Голос на том конце провода звучит уверенно.
— Я в Гренобле.
— …
— Мы можем увидеться? Прямо сейчас, ты сможешь?
Натан выдавливает из себя ответ и назначает ей встречу на площади Виктора Гюго через полчаса, чтобы успеть помыться и переодеться.
Эта девушка ему безумно нравится.
Вкратце описав Камилле по телефону, как выглядит Лора, Натан бегом спускается по лестнице за машиной. Когда он подъезжает к месту встречи, Лора уже там, оживленно беседует с Камиллой.
Когда он подходит, сестра шепчет ему на ухо:
— Я сразу ее узнала. Я узнала бы ее даже без твоего описания, кстати, довольно путаного.
Камилла смеется, и в этом тихом смехе она вся. Она любя подтрунивает над двоюродным братом, надевшим футболку наизнанку. Натан подходит ближе к Лоре. Ему хочется обнять ее. Он не знает, что удерживает его от этого. Улыбаясь, она пристально смотрит на него.
Камилла говорит:
— Уже три пятнадцать, Натан, ты опоздал.
Он подходит к Лоре еще ближе.
Камилла призывает его к порядку:
— И Бахия опоздала.
«Бахия!»
— Бахия опоздала? Быть такого не может!
Потом:
— Бахия никогда не опаздывает.
— И все-таки она опоздала — на сорок пять минут. Я все время оставалась на площади. Если бы она прошла мимо, я бы ее увидела.

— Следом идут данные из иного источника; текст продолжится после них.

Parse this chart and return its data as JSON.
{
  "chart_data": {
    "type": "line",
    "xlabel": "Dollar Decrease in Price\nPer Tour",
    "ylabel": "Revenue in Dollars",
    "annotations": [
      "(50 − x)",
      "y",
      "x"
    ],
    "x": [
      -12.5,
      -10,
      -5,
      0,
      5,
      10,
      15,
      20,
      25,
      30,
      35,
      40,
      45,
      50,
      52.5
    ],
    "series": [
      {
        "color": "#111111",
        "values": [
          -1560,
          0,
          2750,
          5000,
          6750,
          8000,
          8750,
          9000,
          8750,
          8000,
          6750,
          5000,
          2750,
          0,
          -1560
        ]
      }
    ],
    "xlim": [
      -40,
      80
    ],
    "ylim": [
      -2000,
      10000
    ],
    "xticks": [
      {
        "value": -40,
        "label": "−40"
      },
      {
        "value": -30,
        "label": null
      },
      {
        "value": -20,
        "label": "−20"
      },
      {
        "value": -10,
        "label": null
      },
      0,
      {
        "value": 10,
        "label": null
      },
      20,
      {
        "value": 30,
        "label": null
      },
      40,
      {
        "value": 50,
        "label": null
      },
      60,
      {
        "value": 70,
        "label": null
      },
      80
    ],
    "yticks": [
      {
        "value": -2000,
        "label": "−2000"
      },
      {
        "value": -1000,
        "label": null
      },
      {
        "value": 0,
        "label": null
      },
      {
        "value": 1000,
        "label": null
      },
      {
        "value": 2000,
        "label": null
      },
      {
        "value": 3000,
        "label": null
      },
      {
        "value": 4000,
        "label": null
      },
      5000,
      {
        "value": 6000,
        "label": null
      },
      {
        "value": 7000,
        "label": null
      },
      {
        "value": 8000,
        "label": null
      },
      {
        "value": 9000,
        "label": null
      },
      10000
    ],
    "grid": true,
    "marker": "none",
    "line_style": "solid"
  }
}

Неожиданный поворот. Натан мгновенно переходит из состояния трансцендентального парения в состояние дикого ужаса, но потом вновь берет себя в руки.
— За мной!
У трамвайных путей он ловит такси и просит отвезти их в кампус, в общежитие Кондильяк.
Камилла и Натан поражены. Не могут и слова вымолвить. Лора смотрит на них с беспокойством и молчит. Натан предпочел бы, чтобы ее здесь не было, чтобы она не видела страха в их глазах.
Таксист высаживает их у входа в общежитие. Корпус Б2, комната 401. Перепрыгивая через ступеньки, Натан взлетает по лестнице. Дверь приоткрыта.
Внутри — нечто чудовищное.
Бахия лежит голая, тело испещрено кровавыми полосами, горло перерезано. Вокруг разбросаны клочки одежды. В комнате видны следы борьбы, ящики письменного стола основательно перерыты. Пол устлан листами бумаги, исписанными ровным убористым почерком.